If you would buy this I’d love to know how you’d use it.

BizarroLand · 2025-10-15T21:00:32 1760562032

I would use it for locally hosted RAG or whatever tech has supplanted it instead of paying API fees. We have ~20TB of documents that occasionally need to be scanned and chatted with and $4,000 one time (+ electricity) is chump change compared to the annual costs we would otherwise be looking at.

antinomicus · 2025-10-15T19:47:45 1760557665

Though the adage “this is the worst it’ll ever be” is parroted daily by AI cultists, the fact is it’s still yet to be proven that currently available LLMs can be made cost effective. For now every ai company is lighting tens of billions of dollars on fire every year and hoping better algorithms, hardware, and user lock in will ensure profits eventually. If this doesn’t happen, they will design more and more “features” in the LLM to monetize it - shopping, ads, sponsored replies, who knows? It may get really awful. And these companies will have so much of our data and eventually the need to make profits will lead them to sell that data and just generally try to extract as much out of us as they can.

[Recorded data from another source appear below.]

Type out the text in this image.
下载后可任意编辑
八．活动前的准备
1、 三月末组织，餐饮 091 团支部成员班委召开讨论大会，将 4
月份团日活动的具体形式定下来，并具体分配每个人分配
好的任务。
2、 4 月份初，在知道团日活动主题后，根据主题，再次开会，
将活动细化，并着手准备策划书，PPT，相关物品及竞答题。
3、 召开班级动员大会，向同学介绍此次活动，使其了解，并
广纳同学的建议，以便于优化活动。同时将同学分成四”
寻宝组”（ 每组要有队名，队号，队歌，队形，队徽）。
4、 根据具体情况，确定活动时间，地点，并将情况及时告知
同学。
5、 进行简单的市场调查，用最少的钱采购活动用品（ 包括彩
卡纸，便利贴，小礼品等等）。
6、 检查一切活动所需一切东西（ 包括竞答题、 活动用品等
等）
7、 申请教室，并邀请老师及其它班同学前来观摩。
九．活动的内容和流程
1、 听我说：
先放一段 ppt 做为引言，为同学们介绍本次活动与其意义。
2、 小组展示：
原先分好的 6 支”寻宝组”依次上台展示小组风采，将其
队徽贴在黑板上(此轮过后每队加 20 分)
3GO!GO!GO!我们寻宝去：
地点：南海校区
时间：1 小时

This is why in the long run I believe we all should aspire to do LLM inference locally. But unfortunately we just are not anywhere close to par with the SoTA cloud models available. Something like DGX spark would be a decent step in this direction, but this platform appears to mostly be for prototyping / training models meant to eventually be run on data center nvidia hardware.

Personally I think I will probably spec out an M5 max/ultra Mac Studio once that’s a thing, and start trying to do this more seriously. The tools are getting better every day and “this is the worst it’ll ever be” is much more applicable to locally run models.